XML-WRT is a high-performance XML compressor (actually it works with all textual files). It transforms XML to more compressible form and uses zlib (default), LZMA, PPMVC, or FastPAQ8 as back-end compressor. This idea is based on well-known XML compressor - XMill. Moreover, XML-WRT creates a semi-dynamic dictionary and replaces frequently used words with shorter codes. There are additional techniques to improve compression ratio:

* word alphabet can consist of start tags (like ”), urls, e-mails
* special model for numbers encoding
* input XML file is split into containers
* there are special containers for dates, time, pages and fractional numbers
* end tags (”) are replaced with a single char
* end tags + EOL symbols can also be replaced with a single char
* spaceless words model
* very effective methods for white-space preserving
* quotes modeling (’=”‘ and ‘”>’ replaced with a single char)

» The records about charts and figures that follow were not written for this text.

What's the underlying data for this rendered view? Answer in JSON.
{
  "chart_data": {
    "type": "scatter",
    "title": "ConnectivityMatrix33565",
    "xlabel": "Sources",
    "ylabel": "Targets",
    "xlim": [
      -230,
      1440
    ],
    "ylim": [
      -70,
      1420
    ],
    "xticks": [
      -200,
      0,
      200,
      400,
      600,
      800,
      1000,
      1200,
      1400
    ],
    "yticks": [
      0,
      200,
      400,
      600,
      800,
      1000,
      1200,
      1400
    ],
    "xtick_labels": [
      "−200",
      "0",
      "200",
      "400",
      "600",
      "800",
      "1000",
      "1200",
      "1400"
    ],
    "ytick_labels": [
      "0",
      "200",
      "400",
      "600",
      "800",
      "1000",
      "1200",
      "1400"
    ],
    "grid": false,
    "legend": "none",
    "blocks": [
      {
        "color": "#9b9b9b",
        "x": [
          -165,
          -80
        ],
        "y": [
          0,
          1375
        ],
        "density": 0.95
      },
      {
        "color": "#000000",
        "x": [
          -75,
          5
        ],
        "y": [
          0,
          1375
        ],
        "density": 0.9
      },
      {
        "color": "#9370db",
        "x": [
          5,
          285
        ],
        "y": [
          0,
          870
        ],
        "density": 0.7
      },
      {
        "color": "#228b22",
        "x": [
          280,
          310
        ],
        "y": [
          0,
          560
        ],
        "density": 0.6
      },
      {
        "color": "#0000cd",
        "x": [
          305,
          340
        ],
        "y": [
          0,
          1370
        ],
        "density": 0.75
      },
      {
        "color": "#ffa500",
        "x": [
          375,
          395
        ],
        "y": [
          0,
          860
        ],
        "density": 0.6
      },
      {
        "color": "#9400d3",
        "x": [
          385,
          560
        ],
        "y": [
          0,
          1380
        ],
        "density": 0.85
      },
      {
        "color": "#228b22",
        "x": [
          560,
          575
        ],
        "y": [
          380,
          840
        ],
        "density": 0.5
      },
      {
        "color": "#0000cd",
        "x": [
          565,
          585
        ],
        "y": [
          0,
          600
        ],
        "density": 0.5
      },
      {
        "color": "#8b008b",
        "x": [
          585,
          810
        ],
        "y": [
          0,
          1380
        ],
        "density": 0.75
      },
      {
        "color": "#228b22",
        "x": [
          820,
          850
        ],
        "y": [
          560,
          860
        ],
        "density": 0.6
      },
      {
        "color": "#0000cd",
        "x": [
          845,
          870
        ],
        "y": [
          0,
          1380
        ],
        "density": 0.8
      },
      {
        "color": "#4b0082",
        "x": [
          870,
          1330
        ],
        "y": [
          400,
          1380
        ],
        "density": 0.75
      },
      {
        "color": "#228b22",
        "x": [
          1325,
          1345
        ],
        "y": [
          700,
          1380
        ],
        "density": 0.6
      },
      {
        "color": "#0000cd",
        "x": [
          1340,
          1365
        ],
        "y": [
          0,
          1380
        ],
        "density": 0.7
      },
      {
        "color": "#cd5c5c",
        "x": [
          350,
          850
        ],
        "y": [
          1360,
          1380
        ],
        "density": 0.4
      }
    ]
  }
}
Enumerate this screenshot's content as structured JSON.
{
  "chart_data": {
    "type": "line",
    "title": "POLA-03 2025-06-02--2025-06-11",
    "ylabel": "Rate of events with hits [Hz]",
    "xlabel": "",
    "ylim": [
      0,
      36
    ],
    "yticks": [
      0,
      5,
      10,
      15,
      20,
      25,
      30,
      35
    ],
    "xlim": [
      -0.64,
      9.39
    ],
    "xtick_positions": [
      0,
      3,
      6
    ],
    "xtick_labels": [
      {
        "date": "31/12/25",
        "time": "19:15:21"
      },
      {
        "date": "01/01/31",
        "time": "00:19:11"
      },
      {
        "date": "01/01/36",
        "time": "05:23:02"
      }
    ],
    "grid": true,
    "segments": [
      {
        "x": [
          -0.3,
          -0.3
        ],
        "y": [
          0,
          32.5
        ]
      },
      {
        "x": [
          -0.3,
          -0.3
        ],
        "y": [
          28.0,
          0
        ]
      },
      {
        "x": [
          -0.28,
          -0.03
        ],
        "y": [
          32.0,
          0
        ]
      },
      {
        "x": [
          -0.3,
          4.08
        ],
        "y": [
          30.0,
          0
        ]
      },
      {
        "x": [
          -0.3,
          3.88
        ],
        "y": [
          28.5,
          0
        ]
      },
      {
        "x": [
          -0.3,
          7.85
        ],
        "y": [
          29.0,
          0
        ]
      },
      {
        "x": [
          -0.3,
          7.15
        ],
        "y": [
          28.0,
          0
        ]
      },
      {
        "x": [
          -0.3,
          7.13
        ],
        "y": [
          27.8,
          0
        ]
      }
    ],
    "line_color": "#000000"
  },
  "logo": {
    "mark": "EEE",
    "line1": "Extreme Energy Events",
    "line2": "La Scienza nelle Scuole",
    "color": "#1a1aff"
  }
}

Matt Mahoney compared results from version 2.0 to 3.0.

On enwik8 and enwik9 from large text benchmark.

xml-wrt 2.0 -l6 -b255 -m255 -s -f8 23,199,202 196,914,328
xml-wrt 3.0 -l11 -b255 -m255 -f24 19,663,305 165,274,422

On enwik8, as a preprocessor to ppmonstr:

ppmonstr J -m1700 -o16 = 19,055,092
xml-wrt 2.0 -l0 -w -s -c -b255 -m100 -e2300 | ppmonstr J -m1650 -o64 = 18,625,624
xml-wrt 3.0 -l0 -b255 -m255 -3 -s -e7000 | ppmonstr J -m1650 -o64 = 18,494,374

On enwik9, as a preprocessor to ppmonstr, it goes from 150,651,873 to 150,004,636.